ランプの光が歯に反射して、その顔が笑みを浮かべているのがわかる。村田は笑い返して、ドリルを持つ手に力を入れ直す。その先を引きずると軸がゆがんでしまうのだ。


 しかし、村田は今日のドリルに妙な重さを感じた。体が疲れているのかもしれないと思案したが、ひとまず段差を越えるために持ち上げようとする。


 瞬間、ドリルが弾け、手元から消え去った。村田はそれを弾けたと認識したが、実際にはドリルは坑道の一番奥まで宙を舞って吹き飛ばされていた。ついさっきまで河邉が掘り進めていた岩盤に叩きつけられたドリルは、自分が鋼鉄製であることを忘れ、粉々に砕け散った。


 誰も声を上げるものはいなかった。その場にいた誰にも、何が起こったのかわからなかった。彼らにできるのは、ただ立ち尽くすことだけだった。


 発動機の音だけが響く闇の底で、もう一度ランプが明滅めいめつした。

 頭はまったく事態に追いついていなかったが、体だけは危機を直感していた。


 村田は何もいない坑道を見ながら、じりじりと二歩だけ下がった。衝撃で転倒していた河邉も、起き上がってあたりを警戒している。


「うっ」


 ランプがもう一度明滅めいめつすると、ただそれだけの声を残して、河邉が視界から消えた。石臼のようなゴリゴリいう音が続いたのを聞いたとき、村田は汗が頬を伝うのを感じていた。

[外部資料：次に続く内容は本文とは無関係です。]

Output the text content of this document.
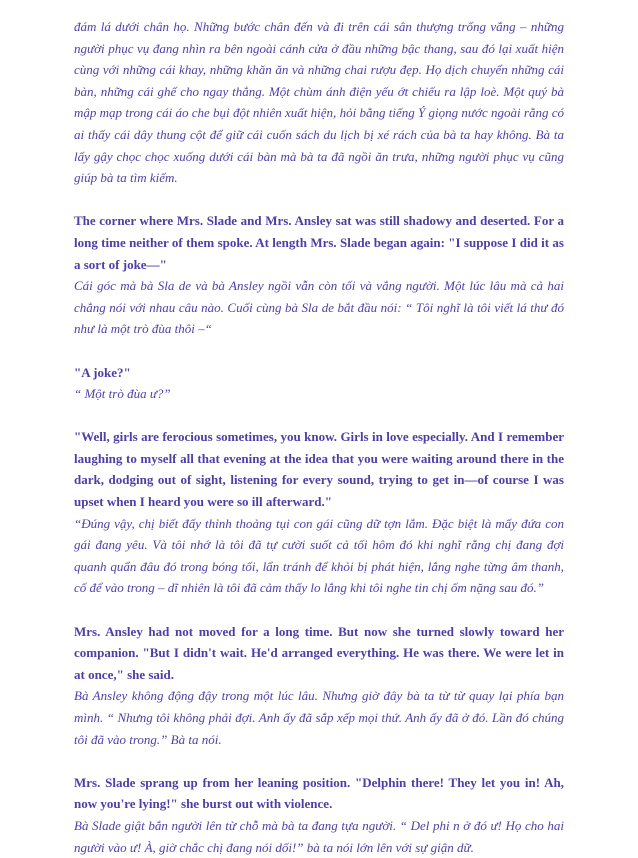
đám lá dưới chân họ. Những bước chân đến và đi trên cái sân thượng trống vắng – những người phục vụ đang nhìn ra bên ngoài cánh cửa ở đầu những bậc thang, sau đó lại xuất hiện cùng với những cái khay, những khăn ăn và những chai rượu đẹp. Họ dịch chuyển những cái bàn, những cái ghế cho ngay thẳng. Một chùm ánh điện yếu ớt chiếu ra lập loè. Một quý bà mập mạp trong cái áo che bụi đột nhiên xuất hiện, hỏi bằng tiếng Ý giọng nước ngoài rằng có ai thấy cái dây thung cột để giữ cái cuốn sách du lịch bị xé rách của bà ta hay không. Bà ta lấy gậy chọc chọc xuống dưới cái bàn mà bà ta đã ngồi ăn trưa, những người phục vụ cũng giúp bà ta tìm kiếm.

The corner where Mrs. Slade and Mrs. Ansley sat was still shadowy and deserted. For a long time neither of them spoke. At length Mrs. Slade began again: "I suppose I did it as a sort of joke—"

Cái góc mà bà Sla de và bà Ansley ngồi vẫn còn tối và vắng người. Một lúc lâu mà cả hai chẳng nói với nhau câu nào. Cuối cùng bà Sla de bắt đầu nói: “ Tôi nghĩ là tôi viết lá thư đó như là một trò đùa thôi –“

"A joke?"

“ Một trò đùa ư?”

"Well, girls are ferocious sometimes, you know. Girls in love especially. And I remember laughing to myself all that evening at the idea that you were waiting around there in the dark, dodging out of sight, listening for every sound, trying to get in—of course I was upset when I heard you were so ill afterward."

“Đúng vậy, chị biết đấy thỉnh thoảng tụi con gái cũng dữ tợn lắm. Đặc biệt là mấy đứa con gái đang yêu. Và tôi nhớ là tôi đã tự cười suốt cả tối hôm đó khi nghĩ rằng chị đang đợi quanh quẩn đâu đó trong bóng tối, lẩn tránh để khỏi bị phát hiện, lắng nghe từng âm thanh, cố để vào trong – dĩ nhiên là tôi đã cảm thấy lo lắng khi tôi nghe tin chị ốm nặng sau đó.”

Mrs. Ansley had not moved for a long time. But now she turned slowly toward her companion. "But I didn't wait. He'd arranged everything. He was there. We were let in at once," she said.

Bà Ansley không động đậy trong một lúc lâu. Nhưng giờ đây bà ta từ từ quay lại phía bạn mình. “ Nhưng tôi không phải đợi. Anh ấy đã sắp xếp mọi thứ. Anh ấy đã ở đó. Lần đó chúng tôi đã vào trong.” Bà ta nói.

Mrs. Slade sprang up from her leaning position. "Delphin there! They let you in! Ah, now you're lying!" she burst out with violence.

Bà Slade giật bắn người lên từ chỗ mà bà ta đang tựa người. “ Del phi n ở đó ư! Họ cho hai người vào ư! À, giờ chắc chị đang nói dối!” bà ta nói lớn lên với sự giận dữ.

 いつの間にか乾ききった口に唾液を絞り出して、ゆっくりと飲み下す。銅鉱石の破片が混じっていたのか、苦味が鼻の奥の方で不愉快に粘膜を刺激した。


 今度は足元が激しく揺れ、村田は思わず手をついた。落盤の二文字が頭をよぎったが、いま起きていることがそんな物理的な現象ではないことは村田にもよくわかっていた。


「うわぁぁぁぁぁぁぁぁっ!!」


 後ろの方から悲鳴が上がった。激しい振動の中で、その声の主が誰なのかを確認することすらままならなかった。坑道のあちこちから小さな岩が崩れ、村田は無意味と知りながらヘルメットに右手をやって、それが自分の命を守ってくれるよう祈った。

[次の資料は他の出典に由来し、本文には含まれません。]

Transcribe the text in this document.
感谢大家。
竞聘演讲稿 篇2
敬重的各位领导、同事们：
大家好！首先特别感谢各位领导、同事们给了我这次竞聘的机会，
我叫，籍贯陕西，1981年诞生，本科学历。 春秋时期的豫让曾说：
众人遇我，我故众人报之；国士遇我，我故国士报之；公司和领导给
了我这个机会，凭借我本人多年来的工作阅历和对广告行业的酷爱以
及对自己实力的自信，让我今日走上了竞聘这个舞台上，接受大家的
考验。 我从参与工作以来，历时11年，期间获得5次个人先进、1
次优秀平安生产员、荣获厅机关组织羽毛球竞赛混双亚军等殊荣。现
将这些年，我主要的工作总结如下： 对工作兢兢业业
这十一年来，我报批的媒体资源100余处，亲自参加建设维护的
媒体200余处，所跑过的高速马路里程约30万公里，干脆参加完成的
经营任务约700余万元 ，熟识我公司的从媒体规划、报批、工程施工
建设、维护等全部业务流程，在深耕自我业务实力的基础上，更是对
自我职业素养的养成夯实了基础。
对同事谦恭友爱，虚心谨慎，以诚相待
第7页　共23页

 立て続けに、朽ちた鯨が金属パイプの喉を鳴らしたような、不愉快な音が坑道に響いた。その轟きにランプが破裂し、かろうじてヘルメットについたライトだけが筋状の光を描いた。視界にはまだ2つのヘルメットライトが残っていた。それが誰のものなのか、生きているのかもわからなかったが、少なくとも一つは、自分と同じようにまだ左右に揺れていた。


「逃げろ!! 逃げろ!!」


 その一人のために声をあげながら、激しい揺れの中で四つん這いになって進み始めた。しかし暗闇に包まれた坑道で重力さえおぼつかない揺れの中では、どちらが下でどちらが上なのかなど、村田には知りようがなかった。

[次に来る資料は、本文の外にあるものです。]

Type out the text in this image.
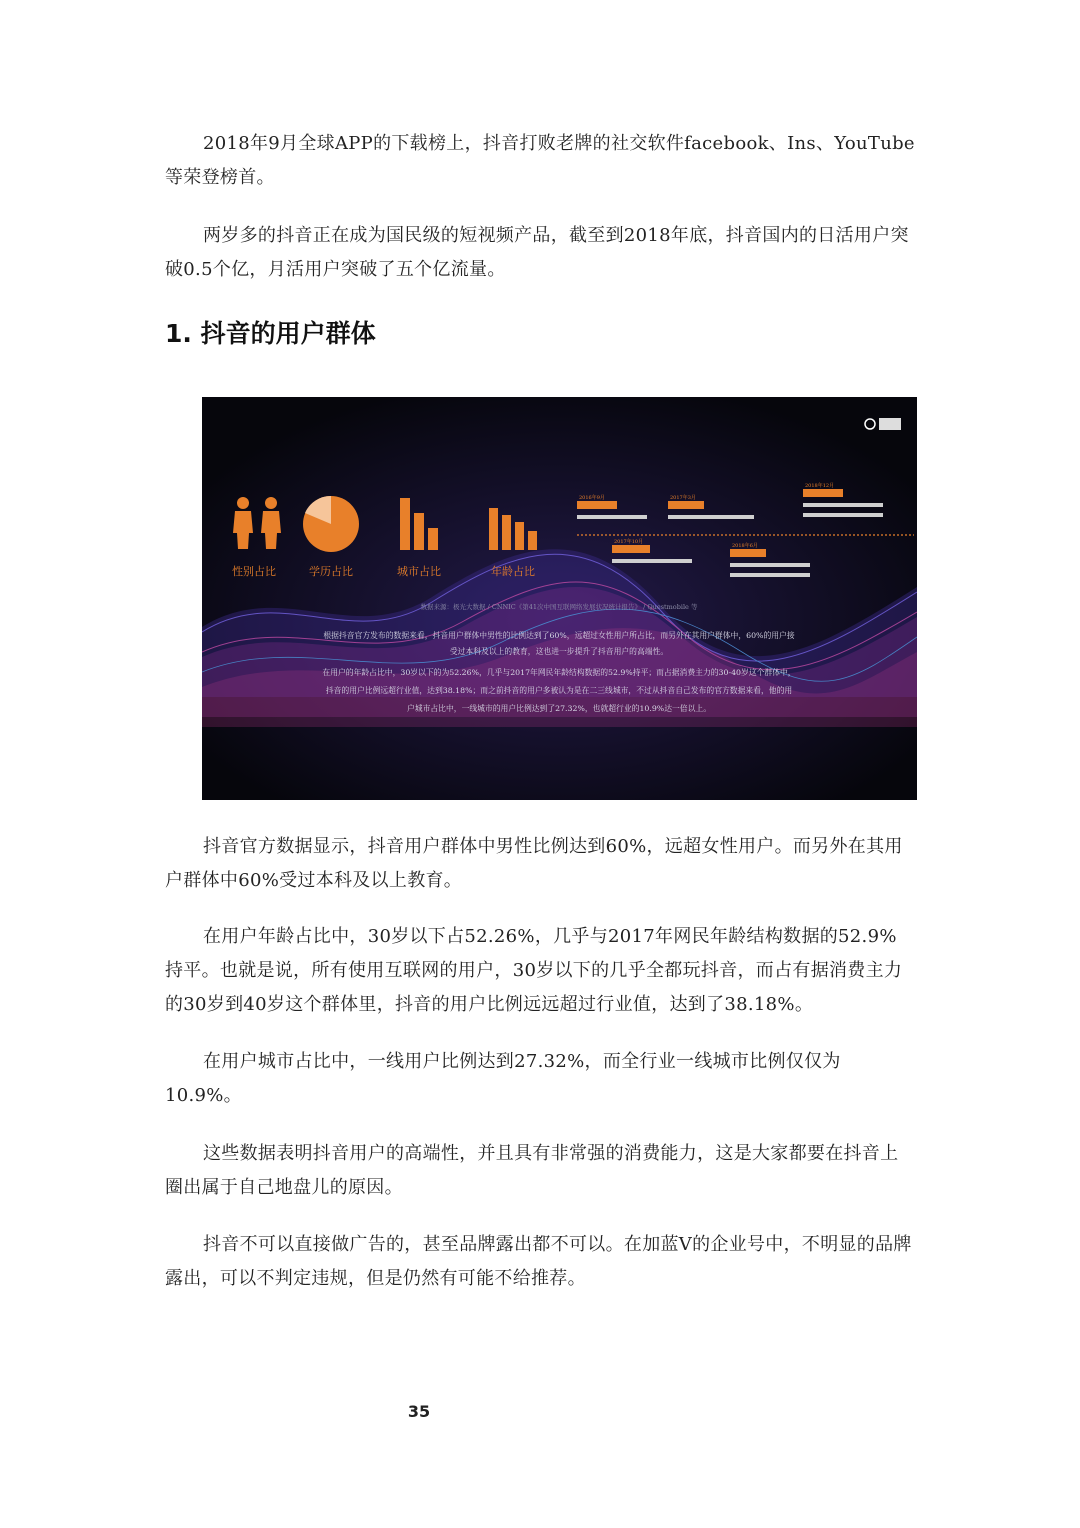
2018年9月全球APP的下载榜上，抖音打败老牌的社交软件facebook、Ins、YouTube等荣登榜首。

两岁多的抖音正在成为国民级的短视频产品，截至到2018年底，抖音国内的日活用户突破0.5个亿，月活用户突破了五个亿流量。

1. 抖音的用户群体
性别占比	学历占比	城市占比	年龄占比
2016年9月	2017年3月
2017年10月
2018年6月
2018年12月
数据来源：极光大数据 / CNNIC《第41次中国互联网络发展状况统计报告》 / Questmobile 等
根据抖音官方发布的数据来看，抖音用户群体中男性的比例达到了60%，远超过女性用户所占比，而另外在其用户群体中，60%的用户接
受过本科及以上的教育，这也进一步提升了抖音用户的高端性。
在用户的年龄占比中，30岁以下的为52.26%，几乎与2017年网民年龄结构数据的52.9%持平；而占据消费主力的30-40岁这个群体中，
抖音的用户比例远超行业值，达到38.18%；而之前抖音的用户多被认为是在二三线城市，不过从抖音自己发布的官方数据来看，他的用
户城市占比中，一线城市的用户比例达到了27.32%，也就超行业的10.9%达一倍以上。

抖音官方数据显示，抖音用户群体中男性比例达到60%，远超女性用户。而另外在其用户群体中60%受过本科及以上教育。

在用户年龄占比中，30岁以下占52.26%，几乎与2017年网民年龄结构数据的52.9%持平。也就是说，所有使用互联网的用户，30岁以下的几乎全都玩抖音，而占有据消费主力的30岁到40岁这个群体里，抖音的用户比例远远超过行业值，达到了38.18%。

在用户城市占比中，一线用户比例达到27.32%，而全行业一线城市比例仅仅为10.9%。

这些数据表明抖音用户的高端性，并且具有非常强的消费能力，这是大家都要在抖音上圈出属于自己地盘儿的原因。

抖音不可以直接做广告的，甚至品牌露出都不可以。在加蓝V的企业号中，不明显的品牌露出，可以不判定违规，但是仍然有可能不给推荐。

35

 這い進む右足に生温い感触が巻き付いた。村田はとっさに手元の石を握り、足首から膝まで、幾重にも巻き付いた“それ”に向かって叩きつけた。


「あぁぁぁぁっ!」


 石は“それ”を貫通し、村田の右足に突き刺さった。あまりの激痛に、村田は悲鳴を上げた。それでも村田は石を引き抜き、もう一度振り上げた。


「逃げろ! 何かいる! 逃げろ!!」


もう一人のために必死に声を上げながら、石を振り下ろす。石は再び村田の足に刺さり激痛を走らせたが、村田は悲鳴を噛み殺した。


 その感触で、村田は足に巻き付いたものが何なのか、おぼろげながら理解した。それは生きた水だった。黒く深い闇によく似た水で、しかしそれは明らかに自らの意思を持って村田を攻撃していた。


 もう一度村田が石を持った手を振り上げると、村田の体は軽々と持ち上げられ、宙を舞った。暗闇の中で不意の岩石に叩きつけられ、這いつくばった銅鉱石の山の上で、村田は自分の右腕が動かなくなっているのを直感した。打ち付けられたとき背骨が砕けたのか、腰から下の感覚も失われていた。


 もはや首を動かすことすらままならなかった。村田は次の瞬間自分に訪れることになる死を思った。


 人は人を評価することができる。ならば、この人生にはいったいどのような評価が与えられるのか。


 いつの間にか口腔に侵入していた鉱石の破片を噛んで、村田は人生に対する屈辱を憎んだ。体から血液が抜けるのを感じ、村田は自身の生命力の喪失を感じていた。


 ヘルメットライトの照らす先は、ただ硬く青緑色の銅鉱床だった。しばらく続いた揺れのせいか、その岩盤にはヒビが入っている。このままでは坑道もろとも崩壊し、遺体も収容されることはないとはっきりわかった。村田は坑道が自分の墓となる未来を、少しでも想像しなかった昨日までの自分を呪った。


 再び奇怪な叫びがあたりを包んだ。朽ちた鯨が金属パイプの喉を鳴らしたような不愉快な音がけたたましく岩壁を引き裂き、眼前の岩盤が一つ剥がれ落ちた。


 その崩れ落ちた岩盤の向こうから、黄色く潤った奇妙な岩が姿を表した。その中央には黒い亀裂が走っている。


 まるで大きな瞳みたいだと、薄れゆく意識の中で村田は考えていた。